En troisième lieu, on peut s'inquiéter de l'absence de cohérence entre la rigueur du régime vétérinaire et un certain laxisme concernant le contrôle des importations de produits animaux.

C'est un reproche couramment entendu à l'encontre de la réglementation européenne et des initiatives de la Commission. L'Union européenne se dote d'un dispositif sécurisé, multiplie les exigences à l'égard de ses producteurs et éleveurs, mais ouvre largement ses frontières à des pays qui n'ont pas les mêmes exigences.

Cette interrogation, rituelle, trouve là encore une occasion de s'exprimer.

Certains pays tiers font un usage très large des médicaments et additifs alimentaires.

Le cas le plus connu et le plus emblématique est celui des hormones de croissance, destinées à accroître le poids des animaux. Cette pratique est interdite en Europe et les importations de ces viandes sont également interdites. Mais s'agissant des médicaments proprement dits et en particulier des antibiotiques, il existe aussi de grandes différences dans les pratiques mondiales. Certains pays ne se privent pas d'utiliser les antibiotiques à grande échelle, à des fins préventives.

Ce décalage entre pratiques nationales est de nature à entraîner des distorsions de concurrence.

Car lorsqu'un animal sera importé, aucun contrôle ne permettra de déterminer s'il aura été élevé avec des aliments médicamenteux comportant des antibiotiques utilisés en traitement préventif, alors que la pratique sera prohibée dans l'Union européenne.

Le décalage, patent, entre le régime interne imposé aux éleveurs notamment concernant les médicaments vétérinaires et le régime appliqué aux importations des denrées alimentaires est très embarrassant.

Enfin, il faut aussi s'inquiéter du recul du contrôle des États membres.

La procédure d'autorisation de mise sur le marché des médicaments suit un parcours complexe d'expertises et d'évaluations. Mais les procédures actuelles laissent une large place aux États membres, à la fois dans l'évaluation des médicaments et dans leur faculté d'opposition. Ces facultés seraient singulièrement réduites dans le cas de la proposition de règlement sur les médicaments vétérinaires qui ne parait pas satisfaisante et apparaît même inacceptable.

- Le « réexamen par le groupe de coordination » des États membres - composé des vétérinaires désignés par les États - intervient lors de la phase d'élaboration du rapport d'évaluation, préalable à l'autorisation de mise sur le marché.

La proposition prévoit que, lorsque qu'un État n'est pas d'accord avec le rapport d'évaluation, le réexamen est possible mais serait adopté à la majorité simple. Un choix à la fois contraire à une tradition constante et contestable puisque tous les États auraient le même poids, qu'il s'agisse de grands pays d'élevage ou de pays sans élevage.

Cette disposition n'est pas acceptable.

- Le « réexamen scientifique » intervient cette fois, après l'adoption du rapport d'évaluation.
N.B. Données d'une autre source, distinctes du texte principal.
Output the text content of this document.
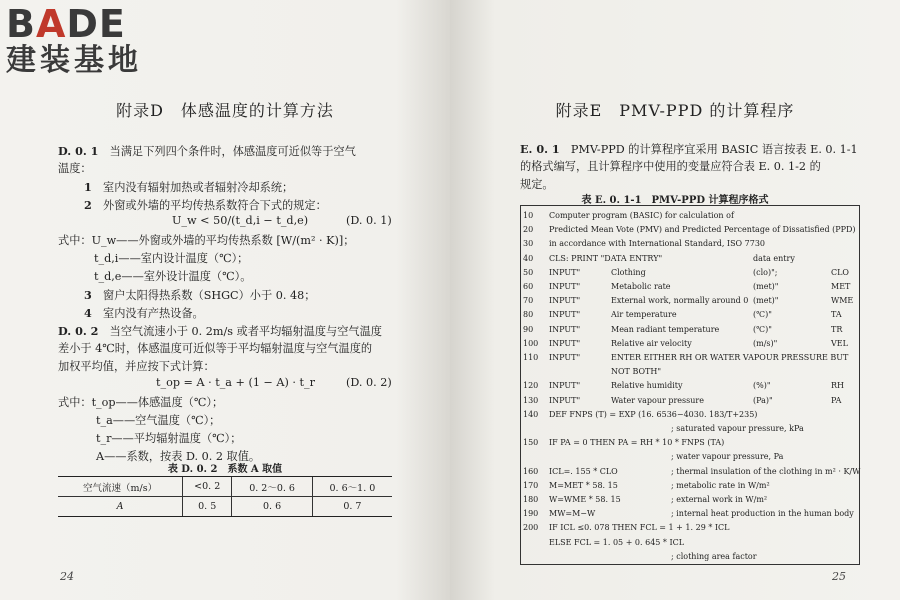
BADE
建装基地
附录D　体感温度的计算方法
D. 0. 1　 当满足下列四个条件时，体感温度可近似等于空气
温度：
1　 室内没有辐射加热或者辐射冷却系统；
2　 外窗或外墙的平均传热系数符合下式的规定：
U_w < 50/(t_d,i − t_d,e)	(D. 0. 1)
式中：U_w——外窗或外墙的平均传热系数 [W/(m² · K)]；
t_d,i——室内设计温度（℃）；
t_d,e——室外设计温度（℃）。
3　 窗户太阳得热系数（SHGC）小于 0. 48；
4　 室内没有产热设备。
D. 0. 2　 当空气流速小于 0. 2m/s 或者平均辐射温度与空气温度
差小于 4℃时，体感温度可近似等于平均辐射温度与空气温度的
加权平均值，并应按下式计算：
t_op = A · t_a + (1 − A) · t_r	(D. 0. 2)
式中：t_op——体感温度（℃）；
t_a——空气温度（℃）；
t_r——平均辐射温度（℃）；
A——系数，按表 D. 0. 2 取值。
表 D. 0. 2　系数 A 取值
空气流速（m/s）	<0. 2	0. 2～0. 6	0. 6～1. 0
A	0. 5	0. 6	0. 7
24
附录E　PMV-PPD 的计算程序
E. 0. 1　 PMV-PPD 的计算程序宜采用 BASIC 语言按表 E. 0. 1-1
的格式编写，且计算程序中使用的变量应符合表 E. 0. 1-2 的
规定。
表 E. 0. 1-1　PMV-PPD 计算程序格式
25
10 Computer program (BASIC) for calculation of
20 Predicted Mean Vote (PMV) and Predicted Percentage of Dissatisfied (PPD)
30 in accordance with International Standard, ISO 7730
40 CLS: PRINT "DATA ENTRY"	data entry
50 INPUT"	Clothing	(clo)";	CLO
60 INPUT"	Metabolic rate	(met)"	MET
70 INPUT"	External work, normally around 0 (met)"	WME
80 INPUT"	Air temperature	(℃)"	TA
90 INPUT"	Mean radiant temperature	(℃)"	TR
100 INPUT"	Relative air velocity	(m/s)"	VEL
110 INPUT"	ENTER EITHER RH OR WATER VAPOUR PRESSURE BUT
NOT BOTH"
120 INPUT"	Relative humidity	(%)"	RH
130 INPUT"	Water vapour pressure	(Pa)"	PA
140 DEF FNPS (T) = EXP (16. 6536−4030. 183/T+235)
; saturated vapour pressure, kPa
150 IF PA = 0 THEN PA = RH * 10 * FNPS (TA)
; water vapour pressure, Pa
160 ICL=. 155 * CLO	; thermal insulation of the clothing in m² · K/W
170 M=MET * 58. 15	; metabolic rate in W/m²
180 W=WME * 58. 15	; external work in W/m²
190 MW=M−W	; internal heat production in the human body
200 IF ICL ≤0. 078 THEN FCL = 1 + 1. 29 * ICL
ELSE FCL = 1. 05 + 0. 645 * ICL
; clothing area factor
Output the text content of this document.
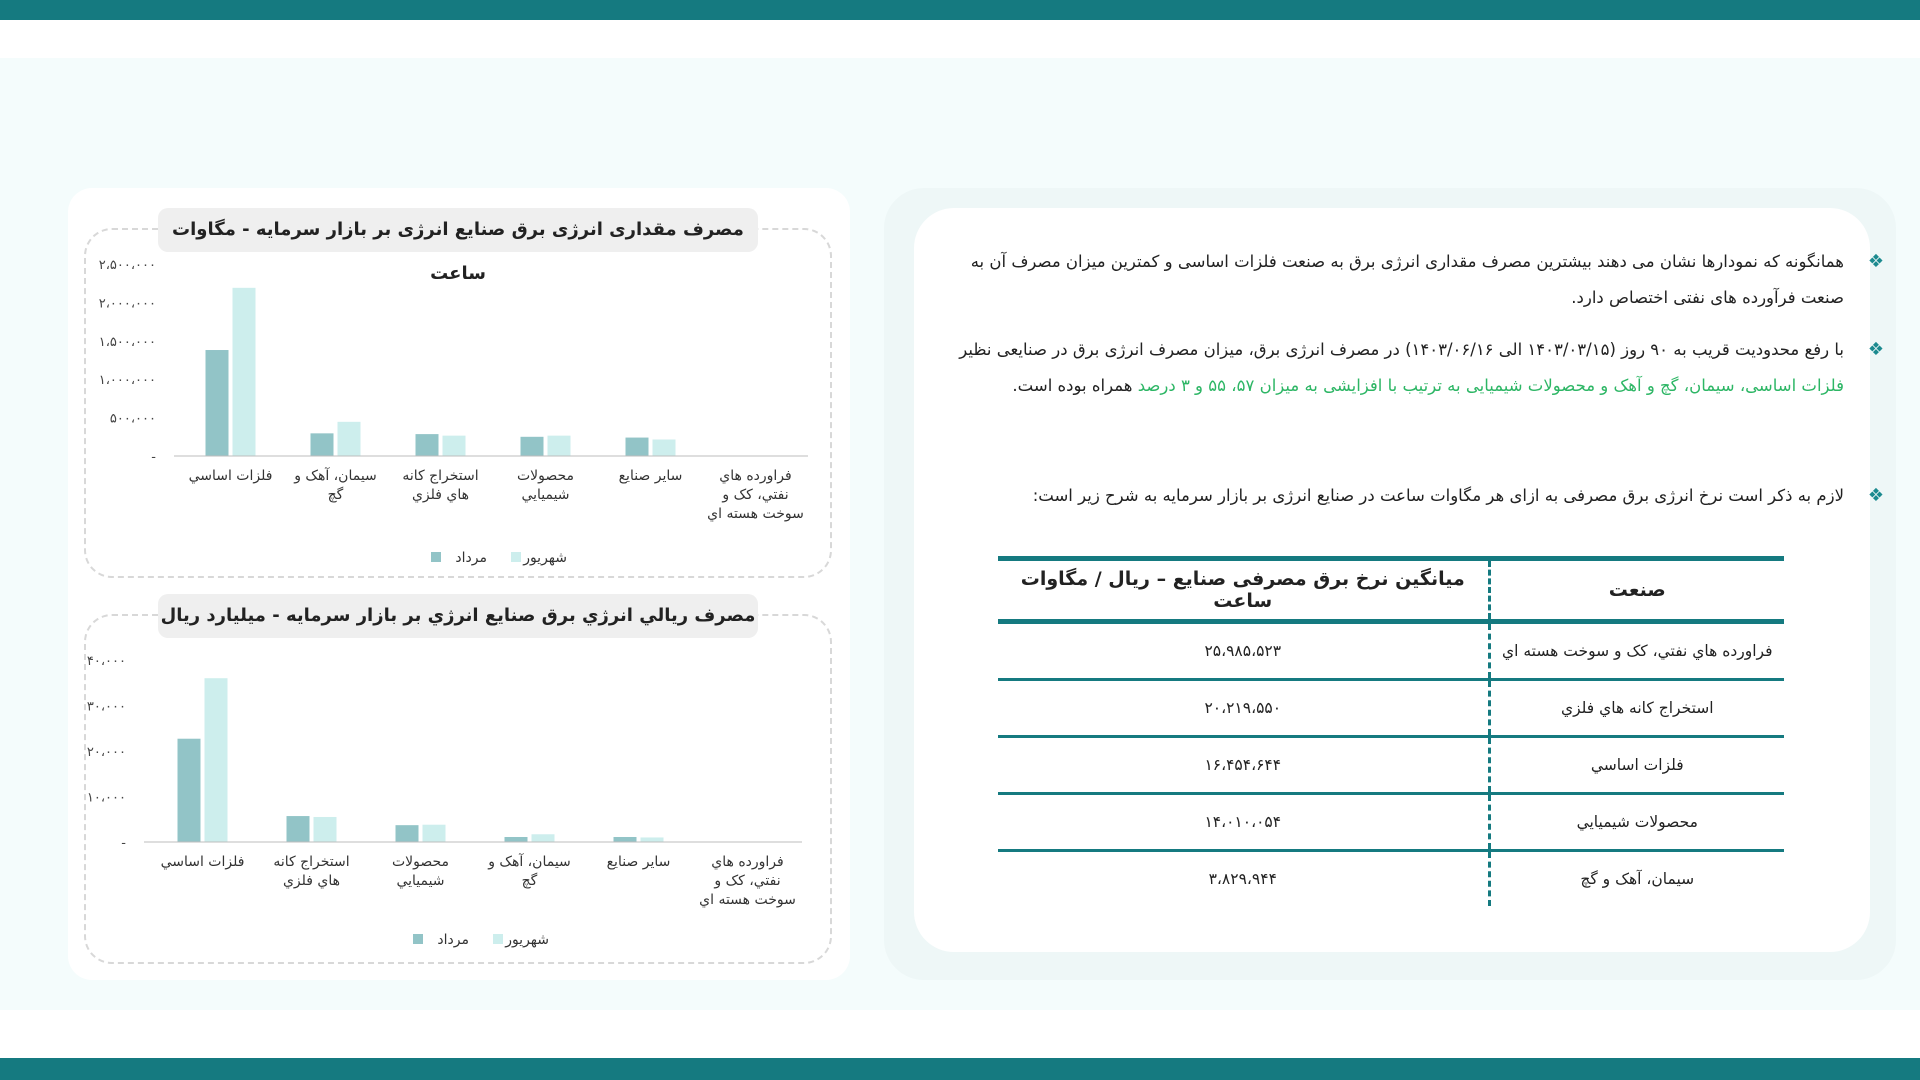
مصرف مقداری انرژی برق صنایع انرژی بر بازار سرمایه - مگاوات ساعت
مصرف ريالي انرژي برق صنايع انرژي بر بازار سرمايه - ميليارد ريال
-
۵۰۰،۰۰۰
۱،۰۰۰،۰۰۰
۱،۵۰۰،۰۰۰
۲،۰۰۰،۰۰۰
۲،۵۰۰،۰۰۰
فلزات اساسي سيمان، آهک و گچ
استخراج کانه هاي فلزي
محصولات شيميايي
ساير صنايع	فراورده هاي نفتي، کک و سوخت هسته اي
مرداد	شهريور
-
۱۰،۰۰۰
۲۰،۰۰۰
۳۰،۰۰۰
۴۰،۰۰۰
فلزات اساسي استخراج کانه هاي فلزي
محصولات شيميايي
سيمان، آهک و گچ
ساير صنايع	فراورده هاي نفتي، کک و سوخت هسته اي
مرداد	شهريور
❖
همانگونه که نمودارها نشان می دهند بیشترین مصرف مقداری انرژی برق به صنعت فلزات اساسی و کمترین میزان مصرف آن به صنعت فرآورده های نفتی اختصاص دارد.
❖
با رفع محدودیت قریب به ۹۰ روز (۱۴۰۳/۰۳/۱۵ الی ۱۴۰۳/۰۶/۱۶) در مصرف انرژی برق، میزان مصرف انرژی برق در صنایعی نظیر فلزات اساسی، سیمان، گچ و آهک و محصولات شیمیایی به ترتیب با افزایشی به میزان ۵۷، ۵۵ و ۳ درصد همراه بوده است.
❖
لازم به ذکر است نرخ انرژی برق مصرفی به ازای هر مگاوات ساعت در صنایع انرژی بر بازار سرمایه به شرح زیر است:
صنعت	میانگین نرخ برق مصرفی صنایع – ریال / مگاوات ساعت
فراورده هاي نفتي، کک و سوخت هسته اي	۲۵،۹۸۵،۵۲۳
استخراج کانه هاي فلزي	۲۰،۲۱۹،۵۵۰
فلزات اساسي	۱۶،۴۵۴،۶۴۴
محصولات شيميايي	۱۴،۰۱۰،۰۵۴
سيمان، آهک و گچ	۳،۸۲۹،۹۴۴
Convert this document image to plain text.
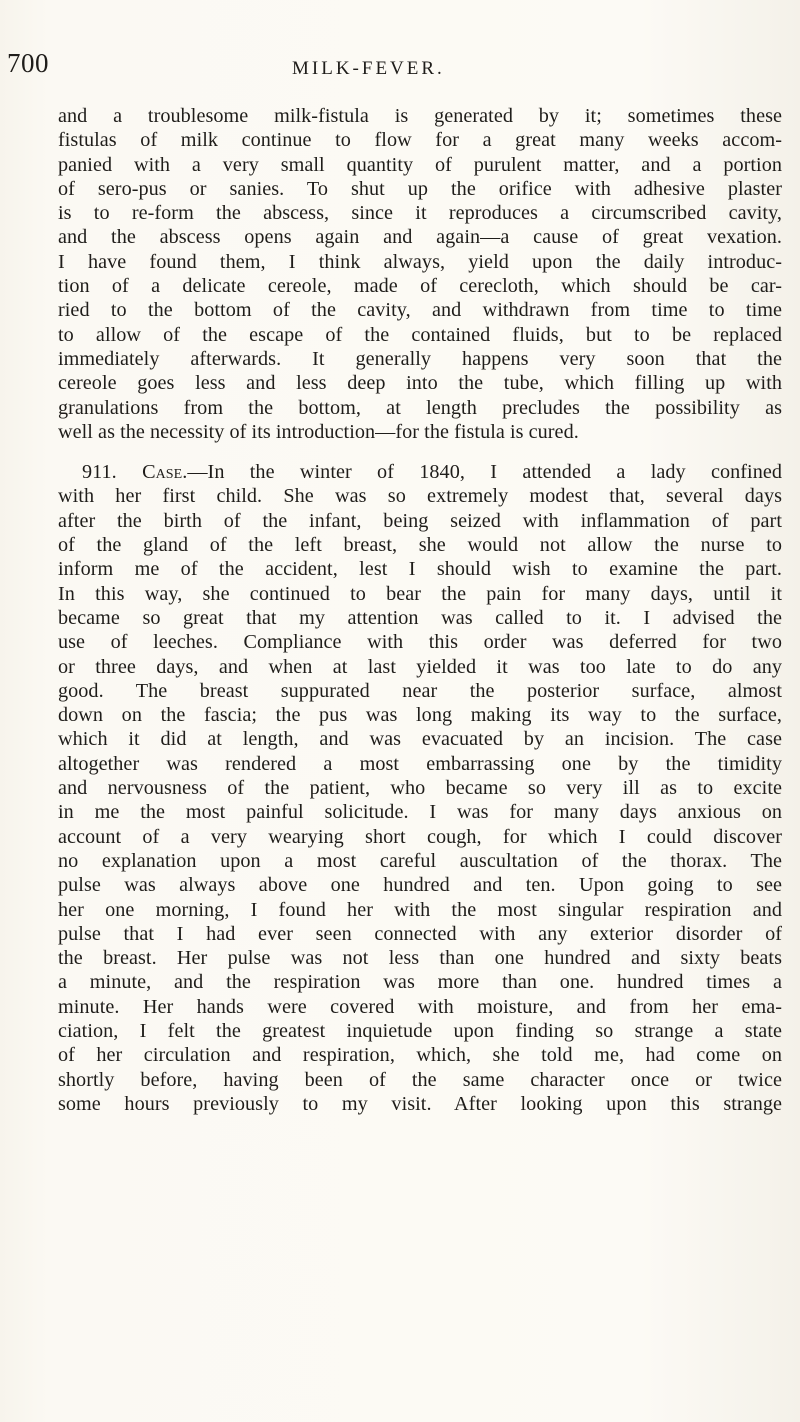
700	MILK-FEVER.
and a troublesome milk-fistula is generated by it; sometimes these
fistulas of milk continue to flow for a great many weeks accom-
panied with a very small quantity of purulent matter, and a portion
of sero-pus or sanies. To shut up the orifice with adhesive plaster
is to re-form the abscess, since it reproduces a circumscribed cavity,
and the abscess opens again and again—a cause of great vexation.
I have found them, I think always, yield upon the daily introduc-
tion of a delicate cereole, made of cerecloth, which should be car-
ried to the bottom of the cavity, and withdrawn from time to time
to allow of the escape of the contained fluids, but to be replaced
immediately afterwards. It generally happens very soon that the
cereole goes less and less deep into the tube, which filling up with
granulations from the bottom, at length precludes the possibility as
well as the necessity of its introduction—for the fistula is cured.
911. Case.—In the winter of 1840, I attended a lady confined
with her first child. She was so extremely modest that, several days
after the birth of the infant, being seized with inflammation of part
of the gland of the left breast, she would not allow the nurse to
inform me of the accident, lest I should wish to examine the part.
In this way, she continued to bear the pain for many days, until it
became so great that my attention was called to it. I advised the
use of leeches. Compliance with this order was deferred for two
or three days, and when at last yielded it was too late to do any
good. The breast suppurated near the posterior surface, almost
down on the fascia; the pus was long making its way to the surface,
which it did at length, and was evacuated by an incision. The case
altogether was rendered a most embarrassing one by the timidity
and nervousness of the patient, who became so very ill as to excite
in me the most painful solicitude. I was for many days anxious on
account of a very wearying short cough, for which I could discover
no explanation upon a most careful auscultation of the thorax. The
pulse was always above one hundred and ten. Upon going to see
her one morning, I found her with the most singular respiration and
pulse that I had ever seen connected with any exterior disorder of
the breast. Her pulse was not less than one hundred and sixty beats
a minute, and the respiration was more than one. hundred times a
minute. Her hands were covered with moisture, and from her ema-
ciation, I felt the greatest inquietude upon finding so strange a state
of her circulation and respiration, which, she told me, had come on
shortly before, having been of the same character once or twice
some hours previously to my visit. After looking upon this strange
La proposition de règlement prévoit que cette demande de réexamen par l'Agence européenne est seulement ouverte au « demandeur », c'est-à-dire à l'industriel fabricant, et non à l'État membre.

Cette disposition n'est pas acceptable.

Compte tenu de ces observations, j'ai été amenée à vous proposer une proposition de résolution européenne.

J'ajoute que sur les recommandations de notre président, je vous propose une résolution sous une forme un peu inhabituelle puisqu'elle ne se contente pas d'un positionnement politique mais, va jusqu'à suggérer des modifications rédactionnelles de certains articles. C'est, sans doute, une voie à explorer.